Headlines included “Organist Sees Roof Blaze”, “Sermon Never Delivered”, “Church in Flames During Service”, “Organist Gives Warning”, and “Worshippers Run For Safety”.
The most comprehensive report appears to be that in the Dundee Evening Telegraph of the following day (15th September), which read:
Church in Flames During Service
Organist Gives Warning
Worshippers in the centuries-old church at St Michael, Basingstoke, fled to safety last night when fire broke out during even song.
The whole of the roof of the south aisle was destroyed when the flames, 30 feet high, spread along the wooden rafters.
The organist, Mr E. H. Anstey, had given the alarm when he saw a burst of flame in the corner of the roof, which was under repair because of death watch beetle damage.
The verger, Mr Brown, ran up a ladder on the scaffolding in the church and endeavoured to stamp out the flames, but they quickly became too much for him, and he had to climb back. He then rushed for the parish registers and removed them.
Basingstoke Fire Brigade were on the scene by that time. Clouds of smoke filled the church and forced the Basingstoke firemen to use gas masks.
More than 1000 people gathered in the church square to watch the spectacle.
The church interior and the organ were damaged by water and the floor of the church was awash.
As noted in the report, due to an infestation of death watch beetle, repairs were being carried out to the roofs above the north and south aisles.

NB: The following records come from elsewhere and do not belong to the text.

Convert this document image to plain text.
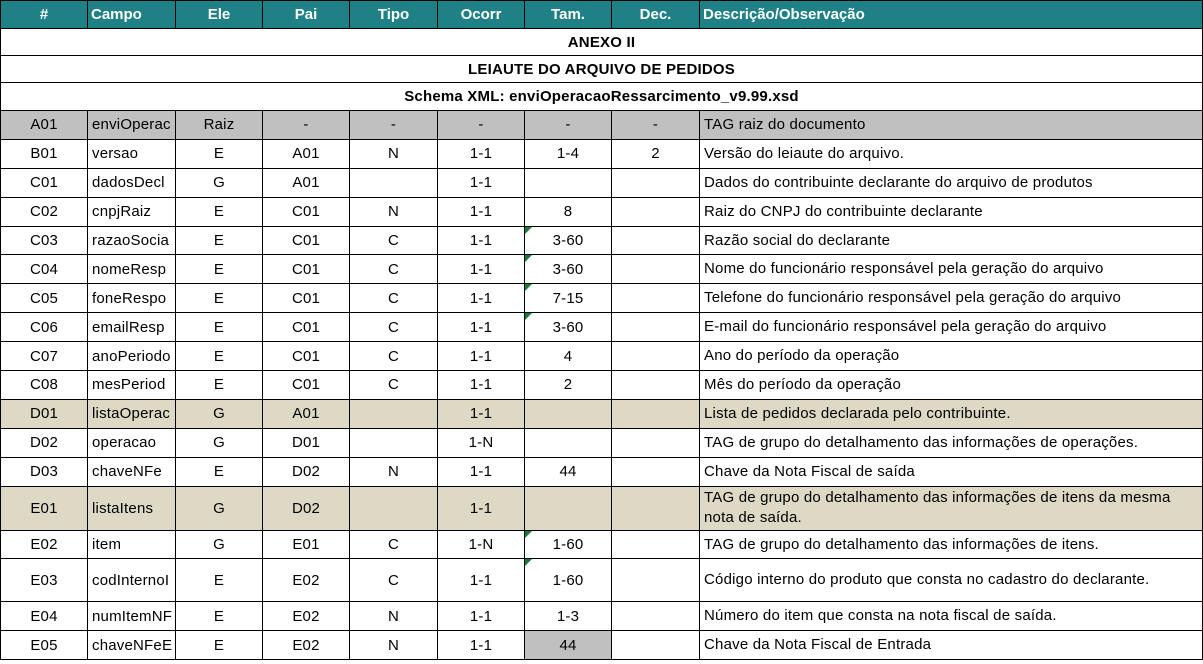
ANEXO II								
LEIAUTE DO ARQUIVO DE PEDIDOS								
Schema XML: enviOperacaoRessarcimento_v9.99.xsd								
#	Campo	Ele	Pai	Tipo	Ocorr	Tam.	Dec.	Descrição/Observação
A01	enviOperac	Raiz	-	-	-	-	-	TAG raiz do documento
B01	versao	E	A01	N	1-1	1-4	2	Versão do leiaute do arquivo.
C01	dadosDecl	G	A01		1-1			Dados do contribuinte declarante do arquivo de produtos
C02	cnpjRaiz	E	C01	N	1-1	8		Raiz do CNPJ do contribuinte declarante
C03	razaoSocia	E	C01	C	1-1	3-60		Razão social do declarante
C04	nomeResp	E	C01	C	1-1	3-60		Nome do funcionário responsável pela geração do arquivo
C05	foneRespo	E	C01	C	1-1	7-15		Telefone do funcionário responsável pela geração do arquivo
C06	emailResp	E	C01	C	1-1	3-60		E-mail do funcionário responsável pela geração do arquivo
C07	anoPeriodo	E	C01	C	1-1	4		Ano do período da operação
C08	mesPeriod	E	C01	C	1-1	2		Mês do período da operação
D01	listaOperac	G	A01		1-1			Lista de pedidos declarada pelo contribuinte.
D02	operacao	G	D01		1-N			TAG de grupo do detalhamento das informações de operações.
D03	chaveNFe	E	D02	N	1-1	44		Chave da Nota Fiscal de saída
E01	listaItens	G	D02		1-1			TAG de grupo do detalhamento das informações de itens da mesma nota de saída.
E02	item	G	E01	C	1-N	1-60		TAG de grupo do detalhamento das informações de itens.
E03	codInternoI	E	E02	C	1-1	1-60		Código interno do produto que consta no cadastro do declarante.
E04	numItemNF	E	E02	N	1-1	1-3		Número do item que consta na nota fiscal de saída.
E05	chaveNFeE	E	E02	N	1-1	44		Chave da Nota Fiscal de Entrada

Work on the north aisle roof had been completed, and work had started in the south roof. The firemen worked through to the early hours of the morning to save the building. No glass was broken; but the organ was completely ruined by water. That organ, dating from 1866, had been relocated to the gallery at the end of the south aisle around 1906. A new organ was installed in St Michael’s by Easter 1939. [For reference, the organ at All Saints’ was installed in 1919.] Services resumed in St Michael’s after a fortnight.